There was a little more talk, and I went out, leaving my address with Mr. Hennen. There was an agreeable sense of buoyancy and exhilaration in the air. I could not fix my mind upon the gloomy fact that I was to be without employment and without salary for two months; I was only very sure that I should like the work in the office of Hennen & Charter, when I was admitted to it. Meantime, I had a hazy recollection of all sorts of tempting advertisements which I had seen in the papers, asking for the services of just such able-bodied, well-educated young women as myself. To be an adventurer in industry for two months might be amusing; it might be profitable. And at the end of it there was the office of Hennen & Charter glowing like a comfortable beacon for me.

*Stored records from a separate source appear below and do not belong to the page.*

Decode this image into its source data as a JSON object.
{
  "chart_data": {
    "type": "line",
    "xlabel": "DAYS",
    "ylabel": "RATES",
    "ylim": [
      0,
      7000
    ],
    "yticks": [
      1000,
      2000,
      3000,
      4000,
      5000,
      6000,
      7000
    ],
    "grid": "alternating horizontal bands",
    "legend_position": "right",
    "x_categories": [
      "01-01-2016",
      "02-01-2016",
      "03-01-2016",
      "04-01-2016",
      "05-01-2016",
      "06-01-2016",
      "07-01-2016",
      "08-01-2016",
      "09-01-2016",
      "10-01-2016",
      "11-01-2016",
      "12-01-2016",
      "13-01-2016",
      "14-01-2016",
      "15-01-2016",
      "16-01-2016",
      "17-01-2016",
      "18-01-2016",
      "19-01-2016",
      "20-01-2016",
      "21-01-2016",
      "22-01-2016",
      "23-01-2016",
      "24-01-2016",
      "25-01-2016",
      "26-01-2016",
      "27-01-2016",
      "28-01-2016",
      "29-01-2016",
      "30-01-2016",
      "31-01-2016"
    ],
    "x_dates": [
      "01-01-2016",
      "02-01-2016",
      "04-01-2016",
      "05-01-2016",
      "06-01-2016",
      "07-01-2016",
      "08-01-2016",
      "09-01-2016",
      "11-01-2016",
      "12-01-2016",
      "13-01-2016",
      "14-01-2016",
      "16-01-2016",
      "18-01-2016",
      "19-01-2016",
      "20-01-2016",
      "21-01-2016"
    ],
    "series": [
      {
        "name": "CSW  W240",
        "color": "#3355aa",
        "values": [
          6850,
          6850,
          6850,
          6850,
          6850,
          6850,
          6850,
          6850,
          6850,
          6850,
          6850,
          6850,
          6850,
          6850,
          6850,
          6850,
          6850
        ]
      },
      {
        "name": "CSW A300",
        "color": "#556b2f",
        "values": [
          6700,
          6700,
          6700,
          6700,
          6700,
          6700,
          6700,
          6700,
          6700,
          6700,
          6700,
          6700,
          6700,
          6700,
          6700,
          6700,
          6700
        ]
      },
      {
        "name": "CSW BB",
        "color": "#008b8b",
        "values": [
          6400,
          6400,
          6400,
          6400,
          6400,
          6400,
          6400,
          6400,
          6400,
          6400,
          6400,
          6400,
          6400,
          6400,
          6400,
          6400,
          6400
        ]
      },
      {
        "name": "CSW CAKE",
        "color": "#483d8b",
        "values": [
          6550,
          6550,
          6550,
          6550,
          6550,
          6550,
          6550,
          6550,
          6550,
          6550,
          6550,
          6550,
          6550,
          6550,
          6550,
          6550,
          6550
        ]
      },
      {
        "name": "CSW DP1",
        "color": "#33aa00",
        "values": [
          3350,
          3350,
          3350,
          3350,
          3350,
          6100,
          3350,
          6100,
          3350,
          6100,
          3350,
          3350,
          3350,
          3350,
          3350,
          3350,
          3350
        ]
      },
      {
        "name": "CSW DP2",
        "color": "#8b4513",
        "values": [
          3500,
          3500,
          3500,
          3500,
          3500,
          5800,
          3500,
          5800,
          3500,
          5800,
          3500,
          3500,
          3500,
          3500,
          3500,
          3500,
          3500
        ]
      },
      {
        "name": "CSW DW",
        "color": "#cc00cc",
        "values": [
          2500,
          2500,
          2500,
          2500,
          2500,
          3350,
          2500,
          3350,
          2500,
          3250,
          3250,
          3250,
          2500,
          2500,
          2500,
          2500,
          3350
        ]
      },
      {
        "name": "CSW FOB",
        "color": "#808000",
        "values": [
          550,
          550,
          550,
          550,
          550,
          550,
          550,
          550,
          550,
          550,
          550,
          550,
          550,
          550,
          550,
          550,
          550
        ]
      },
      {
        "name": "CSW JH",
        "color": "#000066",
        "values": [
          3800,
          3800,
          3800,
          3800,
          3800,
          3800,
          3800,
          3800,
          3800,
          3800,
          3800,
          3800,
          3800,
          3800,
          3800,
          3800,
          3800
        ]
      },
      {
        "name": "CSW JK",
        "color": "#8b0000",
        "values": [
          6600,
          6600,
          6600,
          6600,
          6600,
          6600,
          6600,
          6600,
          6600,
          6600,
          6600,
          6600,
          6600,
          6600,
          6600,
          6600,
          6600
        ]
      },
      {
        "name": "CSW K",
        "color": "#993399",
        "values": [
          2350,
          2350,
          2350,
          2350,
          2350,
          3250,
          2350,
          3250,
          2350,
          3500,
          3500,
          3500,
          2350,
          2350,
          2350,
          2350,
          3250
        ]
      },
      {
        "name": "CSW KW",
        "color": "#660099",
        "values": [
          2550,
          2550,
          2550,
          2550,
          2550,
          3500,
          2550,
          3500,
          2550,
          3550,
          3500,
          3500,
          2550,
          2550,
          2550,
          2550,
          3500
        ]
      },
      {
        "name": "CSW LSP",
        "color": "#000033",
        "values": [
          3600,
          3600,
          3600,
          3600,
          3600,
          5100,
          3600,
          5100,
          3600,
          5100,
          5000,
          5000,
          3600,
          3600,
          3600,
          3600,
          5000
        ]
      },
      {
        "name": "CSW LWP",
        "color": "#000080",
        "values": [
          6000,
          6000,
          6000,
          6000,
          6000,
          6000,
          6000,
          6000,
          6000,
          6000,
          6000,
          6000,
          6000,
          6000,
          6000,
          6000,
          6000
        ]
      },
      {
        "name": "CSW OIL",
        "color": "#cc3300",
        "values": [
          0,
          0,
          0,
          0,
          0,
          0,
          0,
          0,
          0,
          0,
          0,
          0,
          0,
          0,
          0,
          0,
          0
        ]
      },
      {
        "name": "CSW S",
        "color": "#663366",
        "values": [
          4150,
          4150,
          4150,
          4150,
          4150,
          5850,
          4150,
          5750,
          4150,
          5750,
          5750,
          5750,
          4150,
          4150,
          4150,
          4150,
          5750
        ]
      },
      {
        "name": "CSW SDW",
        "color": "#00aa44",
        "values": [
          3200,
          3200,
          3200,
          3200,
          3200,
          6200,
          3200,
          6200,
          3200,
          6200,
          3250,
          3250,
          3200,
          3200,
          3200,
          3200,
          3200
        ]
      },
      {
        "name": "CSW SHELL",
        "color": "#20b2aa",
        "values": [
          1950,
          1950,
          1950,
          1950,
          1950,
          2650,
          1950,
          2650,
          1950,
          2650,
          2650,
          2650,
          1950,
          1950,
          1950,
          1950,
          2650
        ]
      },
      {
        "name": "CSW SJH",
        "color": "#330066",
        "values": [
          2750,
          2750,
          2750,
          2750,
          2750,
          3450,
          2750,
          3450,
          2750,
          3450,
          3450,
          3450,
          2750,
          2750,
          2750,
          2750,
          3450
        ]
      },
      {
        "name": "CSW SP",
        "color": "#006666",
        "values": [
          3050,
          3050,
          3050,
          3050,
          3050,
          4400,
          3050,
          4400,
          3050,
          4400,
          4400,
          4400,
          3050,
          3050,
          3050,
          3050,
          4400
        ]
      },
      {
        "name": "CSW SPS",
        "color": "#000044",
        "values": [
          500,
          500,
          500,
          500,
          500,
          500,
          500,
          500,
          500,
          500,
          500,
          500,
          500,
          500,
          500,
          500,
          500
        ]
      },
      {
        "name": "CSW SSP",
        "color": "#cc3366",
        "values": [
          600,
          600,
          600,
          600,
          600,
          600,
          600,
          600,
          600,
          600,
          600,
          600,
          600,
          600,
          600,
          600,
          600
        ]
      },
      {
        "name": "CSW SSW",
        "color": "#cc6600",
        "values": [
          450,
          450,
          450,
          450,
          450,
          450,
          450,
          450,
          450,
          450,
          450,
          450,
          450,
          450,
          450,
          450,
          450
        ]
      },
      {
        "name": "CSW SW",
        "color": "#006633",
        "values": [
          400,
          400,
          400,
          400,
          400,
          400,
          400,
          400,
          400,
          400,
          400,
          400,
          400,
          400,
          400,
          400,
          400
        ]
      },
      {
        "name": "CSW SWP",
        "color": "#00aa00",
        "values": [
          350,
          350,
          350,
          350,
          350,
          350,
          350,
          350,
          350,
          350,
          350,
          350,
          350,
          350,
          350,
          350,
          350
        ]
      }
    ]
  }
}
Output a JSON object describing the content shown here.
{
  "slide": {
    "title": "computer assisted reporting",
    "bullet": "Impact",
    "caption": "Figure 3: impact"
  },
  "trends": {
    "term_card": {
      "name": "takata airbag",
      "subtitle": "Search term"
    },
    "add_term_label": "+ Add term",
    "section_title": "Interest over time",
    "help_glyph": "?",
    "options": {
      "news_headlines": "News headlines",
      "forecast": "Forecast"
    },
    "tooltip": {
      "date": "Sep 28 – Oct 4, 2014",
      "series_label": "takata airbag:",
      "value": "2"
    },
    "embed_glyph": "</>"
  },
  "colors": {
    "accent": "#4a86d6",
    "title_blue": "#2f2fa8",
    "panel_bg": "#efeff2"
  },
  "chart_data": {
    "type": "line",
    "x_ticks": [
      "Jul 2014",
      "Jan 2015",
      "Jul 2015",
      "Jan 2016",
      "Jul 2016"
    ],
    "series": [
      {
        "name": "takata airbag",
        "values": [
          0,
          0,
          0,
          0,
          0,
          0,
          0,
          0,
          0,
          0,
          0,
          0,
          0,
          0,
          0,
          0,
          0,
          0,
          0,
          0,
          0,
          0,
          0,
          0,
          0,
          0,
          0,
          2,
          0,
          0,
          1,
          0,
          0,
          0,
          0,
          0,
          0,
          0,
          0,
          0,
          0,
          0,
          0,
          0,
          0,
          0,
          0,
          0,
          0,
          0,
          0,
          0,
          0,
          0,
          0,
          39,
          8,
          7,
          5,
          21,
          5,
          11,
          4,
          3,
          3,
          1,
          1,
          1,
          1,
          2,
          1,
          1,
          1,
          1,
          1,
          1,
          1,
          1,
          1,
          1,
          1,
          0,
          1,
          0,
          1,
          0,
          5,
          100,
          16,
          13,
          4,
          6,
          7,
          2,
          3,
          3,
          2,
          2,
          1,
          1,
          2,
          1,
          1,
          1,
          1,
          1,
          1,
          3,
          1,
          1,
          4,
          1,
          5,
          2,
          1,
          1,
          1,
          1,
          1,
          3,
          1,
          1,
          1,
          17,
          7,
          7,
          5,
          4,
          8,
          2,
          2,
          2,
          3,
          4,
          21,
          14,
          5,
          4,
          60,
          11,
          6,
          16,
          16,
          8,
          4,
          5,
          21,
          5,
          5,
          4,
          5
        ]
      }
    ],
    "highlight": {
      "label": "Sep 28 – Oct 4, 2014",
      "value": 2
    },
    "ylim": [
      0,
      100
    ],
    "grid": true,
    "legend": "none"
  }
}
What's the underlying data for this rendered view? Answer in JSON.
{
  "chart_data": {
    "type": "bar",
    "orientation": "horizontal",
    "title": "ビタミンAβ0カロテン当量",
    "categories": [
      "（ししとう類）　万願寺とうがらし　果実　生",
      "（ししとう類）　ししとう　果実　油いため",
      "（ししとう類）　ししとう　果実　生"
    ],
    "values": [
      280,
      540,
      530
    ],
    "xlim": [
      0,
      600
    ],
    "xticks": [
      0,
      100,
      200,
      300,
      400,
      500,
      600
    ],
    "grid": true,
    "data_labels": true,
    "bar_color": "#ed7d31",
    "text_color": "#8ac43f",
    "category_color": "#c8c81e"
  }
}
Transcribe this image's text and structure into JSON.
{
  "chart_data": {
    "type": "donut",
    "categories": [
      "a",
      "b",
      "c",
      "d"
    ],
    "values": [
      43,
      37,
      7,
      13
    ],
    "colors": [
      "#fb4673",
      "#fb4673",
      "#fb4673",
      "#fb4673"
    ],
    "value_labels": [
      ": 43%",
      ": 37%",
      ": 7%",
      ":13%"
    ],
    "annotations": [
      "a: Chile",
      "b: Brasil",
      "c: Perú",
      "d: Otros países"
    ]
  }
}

It was fortunate for my peace of mind that I could not forecast the future, and had no premonition of my initial experience as a laboring person. I was profoundly convinced of my ability to “take care of myself”; I had a high respect for my own judgment. Had anyone suggested to me that my arrogant self-confidence would nearly land me in court and almost cover me with notoriety, I should have dismissed the suggestion with a laugh.